Molten Masterpieces

Fusing glass to create works of art

STORY BY TAYLOR MATTSON
photos by Rachel Brown

Carefully stacking the last tiny, sharp piece of glass on top of the other pieces, Lee Everett finishes her work after spending hours on the process. One tiny bump of the table will ruin her masterpiece, so she gingerly sets her work down in a massive ceramic box and walks away.

It’s a cold, cloudy day in Bellingham, but inside the ceramic box, the temperature begins to rise. Everett’s current glass fusing project — set so meticulously — starts to melt as the box quickly climbs from 100 to 500 degrees Fahrenheit.

Still, the temperature climbs — 800 degrees, 1,000 degrees — and the once separate, solid pieces begin to blend into one another.

The temperature inside the ceramic box — called an electric kiln — finally reaches 1,600 degrees. After several hours, the “ding” of the timer echoes in Everett’s studio, notifying her that her project is finished.

Gently, Everett opens the kiln to examine the chemical reaction the molten temperatures caused in the glass.

“It’s like Christmas morning when I open up my kiln,” Everett says. “You know what you put in there, but you only get to see the finished product after the kiln has worked its magic.”

Green glass leaves
Lee Everett, owner of Green Frog Glass studio, created numerous leaves to be part of a stained-glass tree.

Glass is generally seen as a sharp, rigid, sturdy and hard-to-manipulate artistic medium, Everett says. But adding heat into the equation changes everything. Glass fusing uses the malleability and molten characteristics of heated glass to create blended works of art using broken, colored fragments of glass.
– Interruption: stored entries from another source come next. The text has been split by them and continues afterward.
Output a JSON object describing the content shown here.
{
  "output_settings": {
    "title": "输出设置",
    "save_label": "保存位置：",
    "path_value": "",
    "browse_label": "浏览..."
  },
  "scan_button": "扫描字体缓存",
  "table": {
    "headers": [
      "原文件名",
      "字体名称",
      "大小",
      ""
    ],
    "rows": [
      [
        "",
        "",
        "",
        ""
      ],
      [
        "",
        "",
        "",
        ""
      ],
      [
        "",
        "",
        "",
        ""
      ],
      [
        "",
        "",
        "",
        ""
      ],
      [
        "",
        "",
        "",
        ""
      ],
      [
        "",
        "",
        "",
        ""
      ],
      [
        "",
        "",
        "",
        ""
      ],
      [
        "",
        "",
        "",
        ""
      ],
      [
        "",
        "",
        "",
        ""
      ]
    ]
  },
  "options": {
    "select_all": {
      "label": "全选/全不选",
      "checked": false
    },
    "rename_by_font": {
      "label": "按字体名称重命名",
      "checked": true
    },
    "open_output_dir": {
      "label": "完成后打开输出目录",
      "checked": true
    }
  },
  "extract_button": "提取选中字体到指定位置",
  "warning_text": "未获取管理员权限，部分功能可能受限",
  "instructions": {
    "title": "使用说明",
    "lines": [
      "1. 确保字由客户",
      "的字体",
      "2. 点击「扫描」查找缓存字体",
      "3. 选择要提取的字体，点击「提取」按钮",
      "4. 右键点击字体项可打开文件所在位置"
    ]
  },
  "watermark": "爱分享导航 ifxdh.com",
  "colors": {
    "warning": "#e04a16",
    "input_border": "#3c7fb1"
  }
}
Glass fusing dates as far back as 2000 B.C., but gained popularity in America during the 1960s in response to a rising interest in the arts, Everett says. By joining bits of glass together under extreme temperatures, glass fusing is used for a variety of items, including lamps, windows and other house fixtures, Everett says.

Bellingham is home to four glass-fusing studios, including Everett’s Green Frog Glass studio. Everett taught glass-fusing courses at Western from spring 2013 to winter 2014, and offers classes open to the Bellingham community.

Glass fusing requires a steady hand, patience and knowledge. The bits of glass vary in size and type, and not all kinds of glass melt well together, Everett says. Glasses with different expansion and cooling rates will not fuse together and will break and crack in the kiln.

“It’s like buying a soda bottle at one store, and then buying another at a different store. They look the same, but can be totally different based on the manufacturer and the chemical process used to make them,” Everett says. “You need to ensure your glass is all the same to ensure it will melt and cool at the same rate.”

Attention to detail is vital, but once the process is mastered it can become therapeutic, Everett says. While teaching classes at Western, Everett had many dedicated pupils, such as Western student Lindsey Allen, return each quarter to learn more about glass art.

“Glass fusing is so calming, and you can make some really cool things,” Allen says. “You can sit down and work with your project as long as you want and it won’t go anywhere. It’s a really Zen experience.”

Lee Everett holding yellow class creation
Lee Everett holds one of her glass creations featuring a pattern made of thin tubular glass.

In addition to fusing classes, Allen has also taken glass-blowing classes. Despite their shared medium, fusing and blowing are two completely different takes on glass, Everett says.

“You spend a long time planning in glass blowing, and get a small window of time to mess around with your glass and actually make your work,” Everett says. “Where in glass fusing you have a shorter amount of time for planning, and a much longer time to create your piece.”

Unlike the pool of melted, hot glass used in glass blowing, fusing deals with ground-up shards of glass called frit. Everett equips her studio with many sizes and colors of frit, ranging from sheets of glass to a refined flour-like powder. When she runs out of the size she needs, she improvises.

“If I don’t have any frit in grey, and I need grey, and I’ve got a big sheet of grey glass, I’ll bash the heck out of it,” Everett says. “It’s really fun — we did it in the classes I taught through Western. Students got a kick out of it.”

Despite the intense temperatures and potential hazards of working with glass, creators of all ages can fuse with the proper guidance, Everett says.

“I love [fusing] because it seems difficult and scary, but it’s really not,” says Angie Larrabee, who assists with glass fusing at Fairhaven ceramic shop Creativitea. “You get to cut and manipulate the glass, which seems like a dangerous thing, but it isn’t, and you can make really beautiful work with it.”

After carefully removing her finished piece from the kiln, Everett lays it down on the table and steps back to admire her work. A glimmering leaf-shaped piece speckled with shades of green, soon to be part of a larger stained-glass tree, reflects back at her.

The heat of the kiln transformed what once was a scattered collection of tiny shards of glass into a blended work of chemically transformed art, a process that never ceases to leave Everett in wonder and amazement.